Illustration by Sarah Kim / Shutterstock / The Current
Add “inflation” to the ever-expanding list of issues impacting advertisers.
The consumer price index — the primary metric for measuring inflation — recently climbed 7.9 percent, to its highest level in 40 years. That means most consumers are thinking harder about which products they buy, where they shop, and how often. If things weren’t hard enough already for advertisers, the situation is exacerbated by supply-chain shortages and the conflict in Ukraine. As with any period of economic uncertainty or volatility, the better a company can market its products, the more it stands to gain share. Indeed, two years of a global pandemic has shown many marketers the importance of precision, ROI, and agility.
“Marketers are caught in a scenario where the retailer doesn’t want to increase costs that are passed on to the consumer and where shipping costs are impacting a brand’s ability to deliver their products to stores,” Jeff Roach, president and chief strategy officer at indie agency SCS, tells The Current. “The increased costs are squeezing margins during a challenging talent environment, which is creating turnover that is directly impacting a brand manager’s ability to execute their media strategies.”
Finding valuable customers
SCS agency, whose clients include John Deere, Vans, and lock maker Kwikset, points to brands leveraging first-party data as examples of recommended best practices advertisers should adopt with their buying strategies. “Quick service restaurants, brands like Starbucks, Chipotle, and Panera Bread have created reasons for their customers to join their online platforms and receive personalized offers,” says Roach. “Those platforms also allow them to effectively communicate any supply challenges they’re faced with and direct them to new products or ways to purchase.”
Marketers are also adopting strategies in the brand loyalty arena to help cope with the influx of economic challenges.

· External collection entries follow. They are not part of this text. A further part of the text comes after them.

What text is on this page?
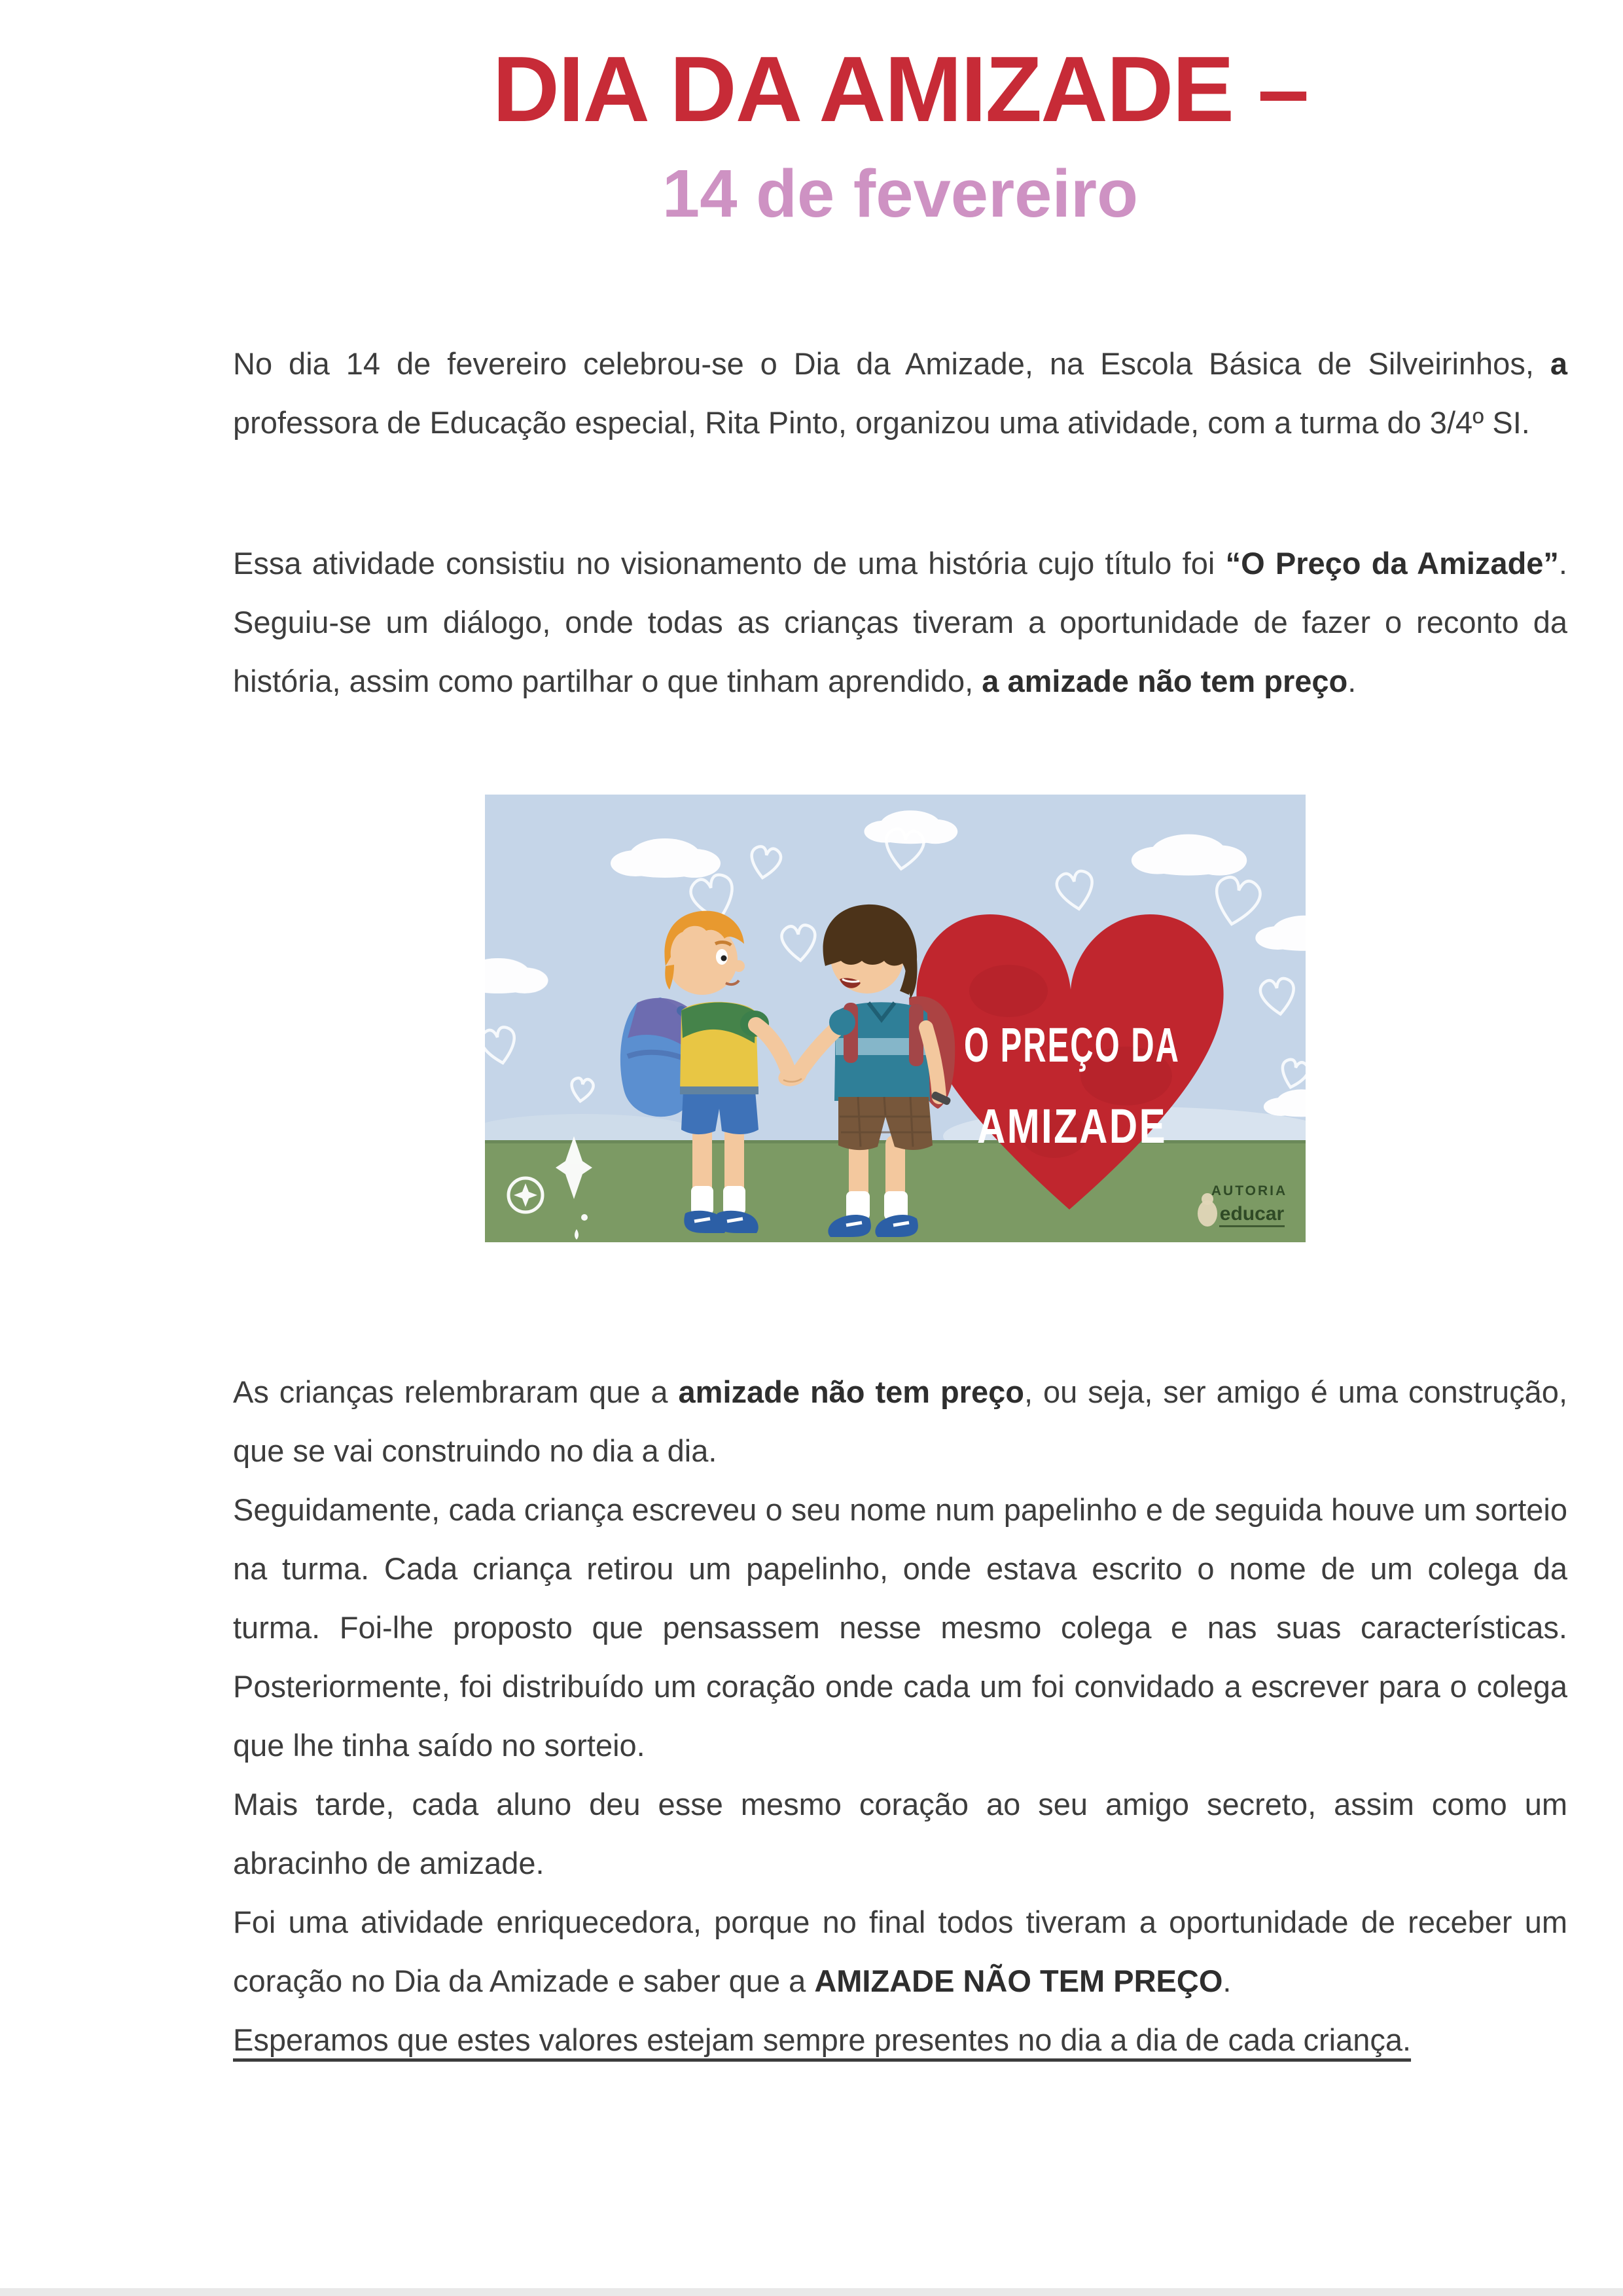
DIA DA AMIZADE –
14 de fevereiro

No dia 14 de fevereiro celebrou-se o Dia da Amizade, na Escola Básica de Silveirinhos, a professora de Educação especial, Rita Pinto, organizou uma atividade, com a turma do 3/4º SI.

Essa atividade consistiu no visionamento de uma história cujo título foi “O Preço da Amizade”. Seguiu-se um diálogo, onde todas as crianças tiveram a oportunidade de fazer o reconto da história, assim como partilhar o que tinham aprendido, a amizade não tem preço.

O PREÇO DA
AMIZADE
AUTORIA
educar

As crianças relembraram que a amizade não tem preço, ou seja, ser amigo é uma construção, que se vai construindo no dia a dia.

Seguidamente, cada criança escreveu o seu nome num papelinho e de seguida houve um sorteio na turma. Cada criança retirou um papelinho, onde estava escrito o nome de um colega da turma. Foi-lhe proposto que pensassem nesse mesmo colega e nas suas características. Posteriormente, foi distribuído um coração onde cada um foi convidado a escrever para o colega que lhe tinha saído no sorteio.

Mais tarde, cada aluno deu esse mesmo coração ao seu amigo secreto, assim como um abracinho de amizade.

Foi uma atividade enriquecedora, porque no final todos tiveram a oportunidade de receber um coração no Dia da Amizade e saber que a AMIZADE NÃO TEM PREÇO.

Esperamos que estes valores estejam sempre presentes no dia a dia de cada criança.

Mastercard, for instance, is leaning into its data and brand loyalty program to become more precise with their ad spend, Martin Benda, director of customer loyalty and engagement at Mastercard, tells The Current.
“Know which customers are profitable for your business and treat them well,” says Benda. “Know which customers are not profitable for your business and do not offer anything of meaningful value, as it is money wasted.”
Benda emphasizes that loyalty programs can uncover such insights, which in turn can help identify which customers are most valuable.
Working to avoid mistakes
Although it may seem tempting, halting ad spend is seldom a good idea when so many negative economic factors are at play, Luke Stillman, senior VP of global intelligence at Magna Global, tells The Current. “Don’t pull back on brand marketing, as tempting as it could be,” says Stillman. “You want consumers to still have your brand top of mind and to remain loyal, so they aren’t thinking as much about the cost.”
The reality, says Stillman, is a brand’s rivals are also grappling with price increases. “Brand saliency must remain a focus,” he says.
And while advertisers may see an uptick in prices for certain media, it shouldn’t be a deterrent when executing media strategy.
“For digital media, changes in consumer habits and consumption due to the pandemic is far more important to the overall media cost trend than general economic inflation at current rates,” says Stillman. “It’s the indirect impact through consumer spending that is most directly impacted.”